Setembro, 2020 - Edição 259
Comadre Jacira – um microconto para a quarentena
Comadre Jacira está desolada. Por conta da quarentena, há três
meses não confessa a padre Duílio – como faz há quarenta anos, disciplinada e rigorosa – as terríveis faltas contra Deus e a Igreja que tem
cometido em sua rotina de senhora pacata e sozinha, agora mais que
nunca. Se fosse só desolada... Está angustiada, quase no limite. Não
tolera conviver com os pensamentos e as imagens torpes que lhe atormentam
a mente e as carnes, chegando, às vezes, a desgovernar suas
mãos, habitualmente contidas, obedientes. A única forma de purgá-los,
de bani-los de seu convívio, mesmo que temporariamente, é a que sempre usou,
com sucesso garantido: a narração minuciosa dos pecados
cometidos por sua imaginação ao velho senhor, hoje bastante idoso e
praticamente surdo, como toda a gente comenta. Uma corrente de eletricidade
parece percorrer a espinha de Jacira nos momentos mais excitantes dos
casos que não tem vergonha de revelar ao pretenso ouvinte.
É quando fica ereta. Caprichando nos detalhes – os olhinhos brilhando,
a boca úmida, a saliva abundando – fala como se as cenas houvessem
sido, de fato, vividas, e não apenas sonhadas. Chega ao final levemente
cansada, a respiração acelerada, o peito arfando. E espera, com prazer,
a prescrição da penitência. Nas vezes em que padre Duílio se esquece
das punições, a Comadre faz questão de relembrá-lo: “E o que terei que fazer para que o Pai Eterno aceite o meu arrependimento?” Quando o
seu interlocutor lhe parece suave, displicente ou negligente, Jacira se
sente ofendida, até traída, como se suas infrações não importassem ou
fossem tolas, inofensivas, insignificantes. O senhor não entendeu o que
lhe disse, padre? Se quiser, repito tudo, tim-tim por tim-tim.”
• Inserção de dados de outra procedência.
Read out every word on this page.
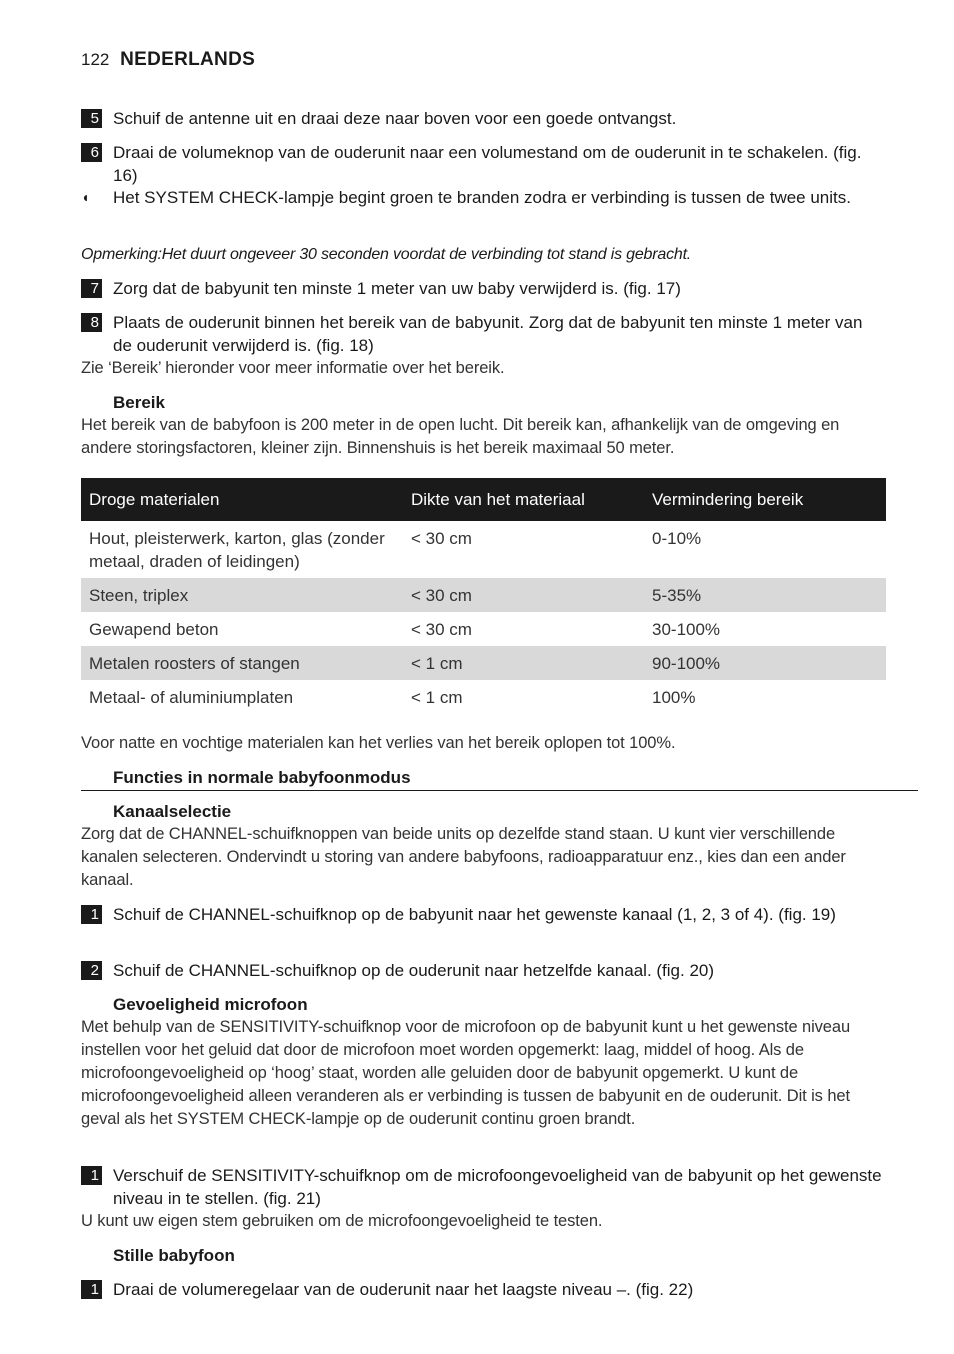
122 NEDERLANDS
5 Schuif de antenne uit en draai deze naar boven voor een goede ontvangst.
6 Draai de volumeknop van de ouderunit naar een volumestand om de ouderunit in te schakelen. (fig. 16)
◖ Het SYSTEM CHECK-lampje begint groen te branden zodra er verbinding is tussen de twee units.
Opmerking:Het duurt ongeveer 30 seconden voordat de verbinding tot stand is gebracht.
7 Zorg dat de babyunit ten minste 1 meter van uw baby verwijderd is. (fig. 17)
8 Plaats de ouderunit binnen het bereik van de babyunit. Zorg dat de babyunit ten minste 1 meter van de ouderunit verwijderd is. (fig. 18)
Zie ‘Bereik’ hieronder voor meer informatie over het bereik.
Bereik
Het bereik van de babyfoon is 200 meter in de open lucht. Dit bereik kan, afhankelijk van de omgeving en andere storingsfactoren, kleiner zijn. Binnenshuis is het bereik maximaal 50 meter.
Droge materialen	Dikte van het materiaal	Vermindering bereik
Hout, pleisterwerk, karton, glas (zonder metaal, draden of leidingen)	< 30 cm	0-10%
Steen, triplex	< 30 cm	5-35%
Gewapend beton	< 30 cm	30-100%
Metalen roosters of stangen	< 1 cm	90-100%
Metaal- of aluminiumplaten	< 1 cm	100%
Voor natte en vochtige materialen kan het verlies van het bereik oplopen tot 100%.
Functies in normale babyfoonmodus
Kanaalselectie
Zorg dat de CHANNEL-schuifknoppen van beide units op dezelfde stand staan. U kunt vier verschillende kanalen selecteren. Ondervindt u storing van andere babyfoons, radioapparatuur enz., kies dan een ander kanaal.
1 Schuif de CHANNEL-schuifknop op de babyunit naar het gewenste kanaal (1, 2, 3 of 4). (fig. 19)
2 Schuif de CHANNEL-schuifknop op de ouderunit naar hetzelfde kanaal. (fig. 20)
Gevoeligheid microfoon
Met behulp van de SENSITIVITY-schuifknop voor de microfoon op de babyunit kunt u het gewenste niveau instellen voor het geluid dat door de microfoon moet worden opgemerkt: laag, middel of hoog. Als de microfoongevoeligheid op ‘hoog’ staat, worden alle geluiden door de babyunit opgemerkt. U kunt de microfoongevoeligheid alleen veranderen als er verbinding is tussen de babyunit en de ouderunit. Dit is het geval als het SYSTEM CHECK-lampje op de ouderunit continu groen brandt.
1 Verschuif de SENSITIVITY-schuifknop om de microfoongevoeligheid van de babyunit op het gewenste niveau in te stellen. (fig. 21)
U kunt uw eigen stem gebruiken om de microfoongevoeligheid te testen.
Stille babyfoon
1 Draai de volumeregelaar van de ouderunit naar het laagste niveau –. (fig. 22)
E se Comadre Jacira rompesse o isolamento social e fosse até a
Matriz, valentona, desafiando as autoridades? Atingiria o seu objetivo?
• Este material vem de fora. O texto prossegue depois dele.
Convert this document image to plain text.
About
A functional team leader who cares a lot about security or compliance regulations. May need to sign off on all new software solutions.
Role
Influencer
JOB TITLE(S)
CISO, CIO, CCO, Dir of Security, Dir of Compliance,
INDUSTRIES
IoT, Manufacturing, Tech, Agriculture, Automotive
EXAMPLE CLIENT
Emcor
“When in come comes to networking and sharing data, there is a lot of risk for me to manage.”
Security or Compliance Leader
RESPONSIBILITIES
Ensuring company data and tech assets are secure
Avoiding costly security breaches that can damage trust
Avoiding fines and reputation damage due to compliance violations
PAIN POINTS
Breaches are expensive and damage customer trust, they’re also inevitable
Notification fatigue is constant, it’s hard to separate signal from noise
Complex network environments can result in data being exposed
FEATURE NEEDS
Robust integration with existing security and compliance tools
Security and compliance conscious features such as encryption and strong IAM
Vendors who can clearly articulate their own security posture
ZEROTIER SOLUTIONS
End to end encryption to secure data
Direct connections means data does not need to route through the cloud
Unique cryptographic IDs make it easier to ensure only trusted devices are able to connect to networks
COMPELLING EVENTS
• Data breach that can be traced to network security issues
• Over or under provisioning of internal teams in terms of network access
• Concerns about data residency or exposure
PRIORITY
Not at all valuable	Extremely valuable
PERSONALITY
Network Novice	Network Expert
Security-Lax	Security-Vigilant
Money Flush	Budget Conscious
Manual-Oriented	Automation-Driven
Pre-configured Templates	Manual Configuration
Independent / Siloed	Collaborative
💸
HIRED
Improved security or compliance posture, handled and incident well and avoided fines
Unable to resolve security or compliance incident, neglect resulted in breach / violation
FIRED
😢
Por recomendação médica, padre Duílio está impedido de receber os
fiéis. Seu médico precisou gritar no seu ouvido: “O senhor é do grupo de
risco. Gru-po de ris-co. Não brinque com esse vírus, padre Duílio, por
favor.” As missas foram suspensas. Os templos estão fechados até que as
regras de flexibilização permitam a sua reabertura. Josino, um seminarista
bem jovem e muito à vontade com as tecnologias digitais, se dispõe
a apresentar a padre Duílio as maravilhas da Internet e das redes sociais.
“Se o senhor quiser, posso organizar as celebrações pelo zoom ou por
Skype. O que acha da ideia?” O velho homem chega a franzir o cenho,
o raciocínio embaralhado. Depois, recupera a tranquilidade: “Pedirei
a padre Davi que reze com os paroquianos pelo computador, Josino.
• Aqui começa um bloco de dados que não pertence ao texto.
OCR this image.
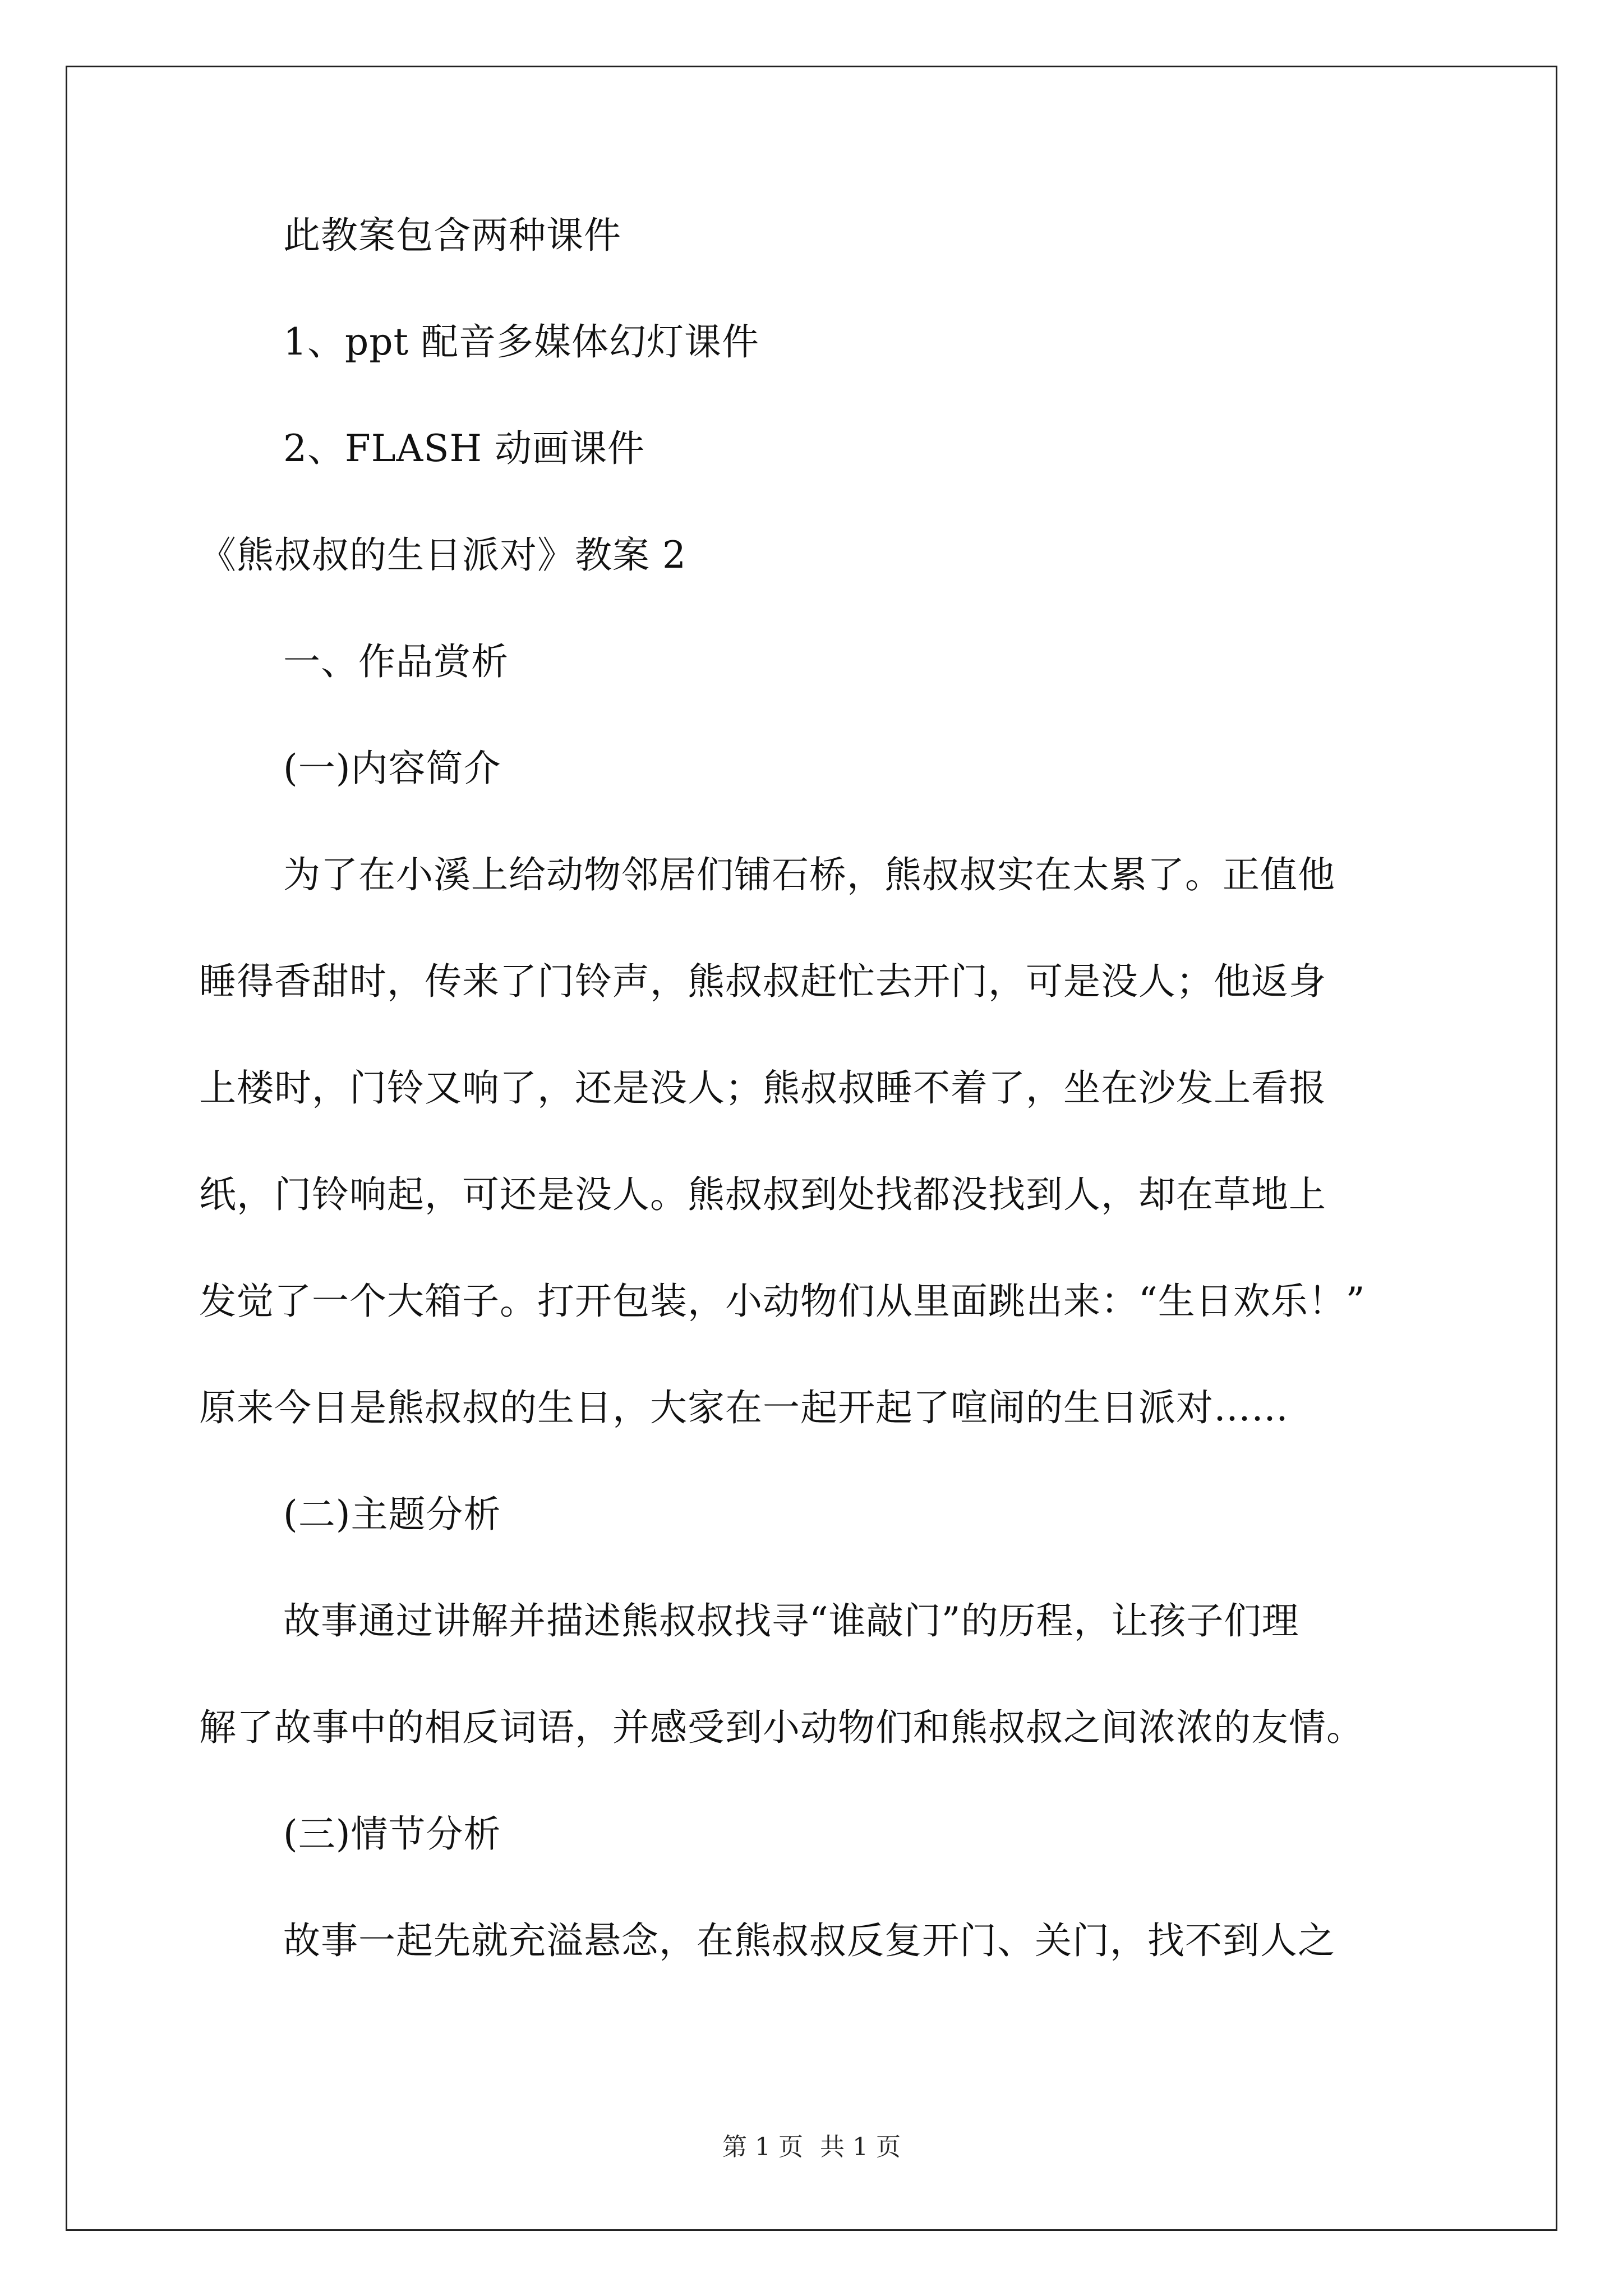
此教案包含两种课件
1、ppt 配音多媒体幻灯课件
2、FLASH 动画课件
《熊叔叔的生日派对》教案 2
一、作品赏析
(一)内容简介
为了在小溪上给动物邻居们铺石桥，熊叔叔实在太累了。正值他
睡得香甜时，传来了门铃声，熊叔叔赶忙去开门，可是没人；他返身
上楼时，门铃又响了，还是没人；熊叔叔睡不着了，坐在沙发上看报
纸，门铃响起，可还是没人。熊叔叔到处找都没找到人，却在草地上
发觉了一个大箱子。打开包装，小动物们从里面跳出来：“生日欢乐！”
原来今日是熊叔叔的生日，大家在一起开起了喧闹的生日派对……
(二)主题分析
故事通过讲解并描述熊叔叔找寻“谁敲门”的历程，让孩子们理
解了故事中的相反词语，并感受到小动物们和熊叔叔之间浓浓的友情。
(三)情节分析
故事一起先就充溢悬念，在熊叔叔反复开门、关门，找不到人之
第 1 页 共 1 页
Eles vão gostar. E padre Davi também, eu tenho certeza.” O menino se
levanta, pronto para sair do quarto. “Só tem uma caridade de que não
posso abrir mão, Josino. Sob o risco de matar alguém. Matar mesmo – e
falo sem exagero.
Amparada por Josino, escondida pelo casaco e pelo capuz,
Comadre Jacira está de máscara e luvas. Mantém a cabeça baixa, como
se não pudesse ser vista. Entra pela porta dos fundos da casa de padre
Duílio, no horário mais discreto, quando todos estão fazendo a sesta,
encerrados em seus aposentos. O jovem seminarista abre a porta do
quarto, onde o velho sacerdote já está posicionado, numa cadeira em
frente a outra. “Sou todo ouvidos, Jacira. Todo ouvidos.”